The first couple of months as a PCV can be kind of tough.  You have to get integrated into a foreign community, all the while trying to find direction for your service.  Unfortunately, many of us are plagued by having way too much time on our hands.  Don’t get me wrong, after PST a little time to myself was welcomed.  But the appeal of time to myself quickly diminished.  After a month or so, I was confronted by a question.  Why am I here?  I think about all of the things I’m missing out on, and I’m forced to question whether it’s worth it.  And it’s hard to get up in the morning if the answer is no.  So my goal as of late has been to turn that no into a yes. 

Sadly, my work at the Xhosa clinic is not your typical Peace Corps work.  Or maybe it’s just not what someone might envision when they go through the process of joining the Peace Corps.  My role at the clinic primarily focuses on systems strengthening and information management.  In other words, the medical staff is good at practicing medicine, but bad at organization and management.  I spend a lot of my time organizing and developing policies, working on performance development plans, and making sure the patient records are properly organized, stored, etc.  Outside of that, I’m trying to help delegate different tasks to encourage sustainable growth.  This isn’t exactly the fulfilling type of work that I signed up for.  That may sound selfish, but I have to find a way to be satisfied with what I’m doing.  Unfortunately the needs of the clinic and my needs don’t quite line up.

The beauty of our roles as PCVs is that our jobs are very loosely defined.  Our primary work may be kind of structured, but we all take up secondary projects that can be anything we choose.  I’ve spent some of my spare time getting to know the staff at Xhosa Primary School.  Today I was at a meeting with the guidance counselors in which we were discussing how we might acquire textbooks and a few computers.  While I was there, I met a teacher by the name of Rosemary (she has a Tswana name, but it’s too long and difficult to pronounce for me to memorize.  Her words, not mine.)  Rosemary told me that she once worked with a PCV who helped teach her students to speak English.  Essentially, the novelty of learning from an American helped the students to engage in the material and become proficient speakers.  Long story short, I start teaching English tomorrow.

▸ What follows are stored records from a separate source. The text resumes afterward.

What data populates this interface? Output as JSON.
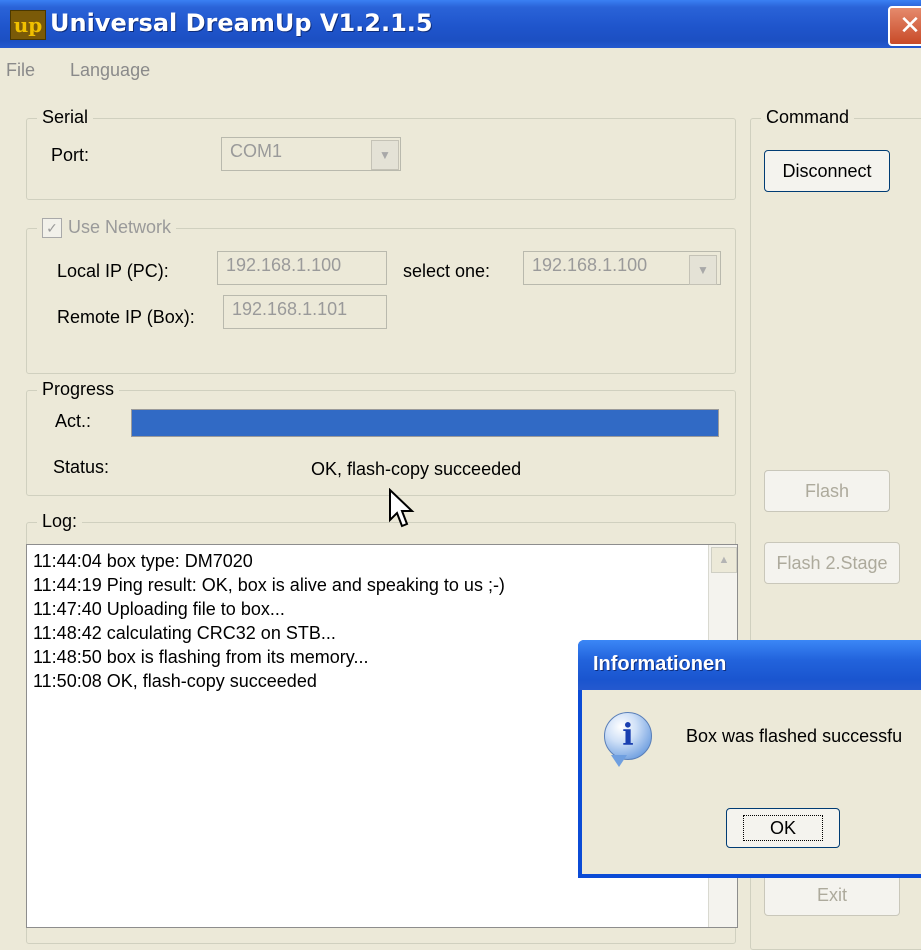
{
  "window": {
    "icon_text": "up",
    "title": "Universal DreamUp V1.2.1.5",
    "close_glyph": "✕"
  },
  "menu": {
    "items": [
      "File",
      "Language"
    ]
  },
  "serial": {
    "legend": "Serial",
    "port_label": "Port:",
    "port_value": "COM1"
  },
  "network": {
    "checkbox_label": "Use Network",
    "checked": true,
    "local_ip_label": "Local IP (PC):",
    "local_ip_value": "192.168.1.100",
    "select_label": "select one:",
    "select_value": "192.168.1.100",
    "remote_ip_label": "Remote IP (Box):",
    "remote_ip_value": "192.168.1.101"
  },
  "progress": {
    "legend": "Progress",
    "act_label": "Act.:",
    "act_fraction": 1.0,
    "status_label": "Status:",
    "status_value": "OK, flash-copy succeeded"
  },
  "log": {
    "legend": "Log:",
    "lines": [
      "11:44:04 box type: DM7020",
      "11:44:19 Ping result: OK, box is alive and speaking to us ;-)",
      "11:47:40 Uploading file to box...",
      "11:48:42 calculating CRC32 on STB...",
      "11:48:50 box is flashing from its memory...",
      "11:50:08 OK, flash-copy succeeded"
    ]
  },
  "command": {
    "legend": "Command",
    "disconnect_label": "Disconnect",
    "flash_label": "Flash",
    "flash2_label": "Flash 2.Stage",
    "exit_label": "Exit"
  },
  "dialog": {
    "title": "Informationen",
    "message": "Box was flashed successfu",
    "ok_label": "OK",
    "icon": "information-icon"
  },
  "colors": {
    "titlebar": "#1f55cc",
    "progress_fill": "#316ac5",
    "dialog_frame": "#0b4bd6",
    "window_bg": "#ece9d8"
  }
}
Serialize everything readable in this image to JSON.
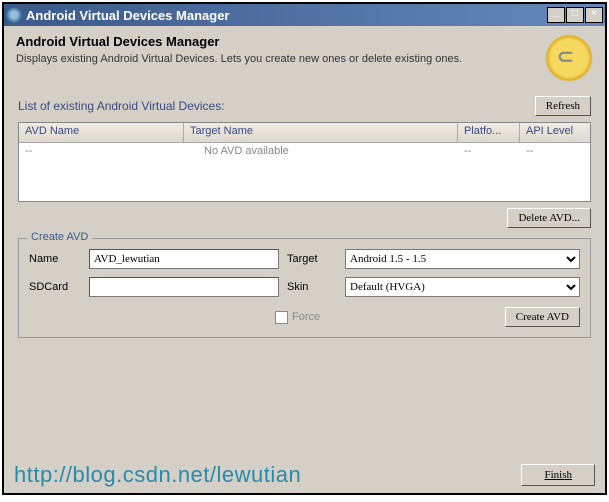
{
  "titlebar": {
    "text": "Android Virtual Devices Manager"
  },
  "header": {
    "title": "Android Virtual Devices Manager",
    "description": "Displays existing Android Virtual Devices. Lets you create new ones or delete existing ones."
  },
  "list": {
    "label": "List of existing Android Virtual Devices:",
    "refresh": "Refresh",
    "columns": {
      "avd_name": "AVD Name",
      "target_name": "Target Name",
      "platform": "Platfo...",
      "api_level": "API Level"
    },
    "empty_row": {
      "avd": "--",
      "target": "No AVD available",
      "platform": "--",
      "api": "--"
    },
    "delete": "Delete AVD..."
  },
  "create": {
    "legend": "Create AVD",
    "name_label": "Name",
    "name_value": "AVD_lewutian",
    "sdcard_label": "SDCard",
    "sdcard_value": "",
    "target_label": "Target",
    "target_value": "Android 1.5 - 1.5",
    "skin_label": "Skin",
    "skin_value": "Default (HVGA)",
    "force_label": "Force",
    "create_btn": "Create AVD"
  },
  "footer": {
    "watermark": "http://blog.csdn.net/lewutian",
    "finish": "Finish"
  }
}
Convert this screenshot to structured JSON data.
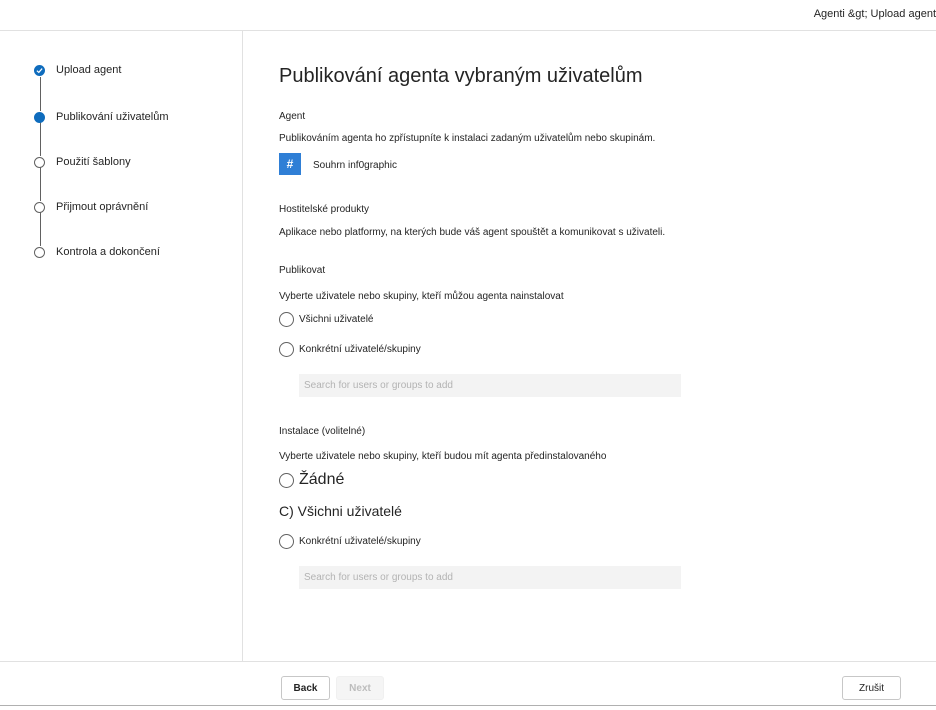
{
  "header": {
    "breadcrumb": "Agenti &gt; Upload agent"
  },
  "steps": [
    {
      "label": "Upload agent",
      "state": "done"
    },
    {
      "label": "Publikování uživatelům",
      "state": "current"
    },
    {
      "label": "Použití šablony",
      "state": "pending"
    },
    {
      "label": "Přijmout oprávnění",
      "state": "pending"
    },
    {
      "label": "Kontrola a dokončení",
      "state": "pending"
    }
  ],
  "main": {
    "title": "Publikování agenta vybraným uživatelům",
    "agent_section": {
      "label": "Agent",
      "description": "Publikováním agenta ho zpřístupníte k instalaci zadaným uživatelům nebo skupinám.",
      "tile_icon": "#",
      "agent_name": "Souhrn inf0graphic"
    },
    "host_section": {
      "label": "Hostitelské produkty",
      "description": "Aplikace nebo platformy, na kterých bude váš agent spouštět a komunikovat s uživateli."
    },
    "publish_section": {
      "label": "Publikovat",
      "description": "Vyberte uživatele nebo skupiny, kteří můžou agenta nainstalovat",
      "options": [
        "Všichni uživatelé",
        "Konkrétní uživatelé/skupiny"
      ],
      "search_placeholder": "Search for users or groups to add"
    },
    "install_section": {
      "label": "Instalace (volitelné)",
      "description": "Vyberte uživatele nebo skupiny, kteří budou mít agenta předinstalovaného",
      "option_none": "Žádné",
      "option_all": "C) Všichni uživatelé",
      "option_specific": "Konkrétní uživatelé/skupiny",
      "search_placeholder": "Search for users or groups to add"
    }
  },
  "footer": {
    "back_label": "Back",
    "next_label": "Next",
    "cancel_label": "Zrušit"
  },
  "colors": {
    "accent": "#0f6cbd",
    "tile": "#2f7fd6"
  }
}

Personally, I love the philosophy behind this opportunity.  If you were to walk around my community for an hour, you would realize that an American is a true novelty here.  It can be irritating at times, like when I get hit up for money on a daily basis.  But, for whatever reason, almost everyone I pass wants to speak with me.  This is especially true once I speak to them in Setswana.  I love that I can use this novelty to my advantage and help some students learn English.  Being proficient in English can take you a long way in Botswana, and it’s typically a good indicator of someone’s level of education.  This isn’t always true, but I think there is a pretty strong correlation.  I’m hoping that this new project will help me feel a little more fulfilled in my day-to-day life.

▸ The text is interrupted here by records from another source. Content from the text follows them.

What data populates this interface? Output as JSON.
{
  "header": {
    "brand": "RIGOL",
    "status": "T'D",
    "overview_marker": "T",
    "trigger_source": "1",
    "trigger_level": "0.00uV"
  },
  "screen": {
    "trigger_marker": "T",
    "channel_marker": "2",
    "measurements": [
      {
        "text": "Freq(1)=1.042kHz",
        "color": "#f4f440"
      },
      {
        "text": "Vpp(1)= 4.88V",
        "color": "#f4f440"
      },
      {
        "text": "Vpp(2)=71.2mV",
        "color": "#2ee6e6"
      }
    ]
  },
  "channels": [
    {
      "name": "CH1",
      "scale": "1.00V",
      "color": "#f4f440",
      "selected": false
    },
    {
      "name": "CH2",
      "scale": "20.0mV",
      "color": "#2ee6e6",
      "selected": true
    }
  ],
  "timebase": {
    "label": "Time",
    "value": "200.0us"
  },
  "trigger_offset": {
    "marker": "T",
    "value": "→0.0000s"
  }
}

On another note, I really miss home.  That seems like a funny thing to say, because it’s been true ever since I left.  However, the nature of it changes.  At first, I mostly missed good food and hot showers.  You get used to that.  I still miss those things, but I don’t think about it all that much.  However, I will tell you this.  If you want to know how you feel about something, go with out it for a while.  If you want to know what you’re really passionate about, separate yourself from your life (as you know it) for some time.  I can tell you that there is a short list of things that I’ll never stop missing as long as I’m here.  These are the kinds of things I think about every day: baseball, snowboarding, camping in the mountains, sitting on the beach at night, my hometown, etc.  Of course a number of people are a large part of this too.  There are certain people that I tie to anything that I’m passionate about.  The people aren’t just another aspect of my life back home that I miss, they’re part of everything that I miss.  Being away can really teach you how much you take for granted.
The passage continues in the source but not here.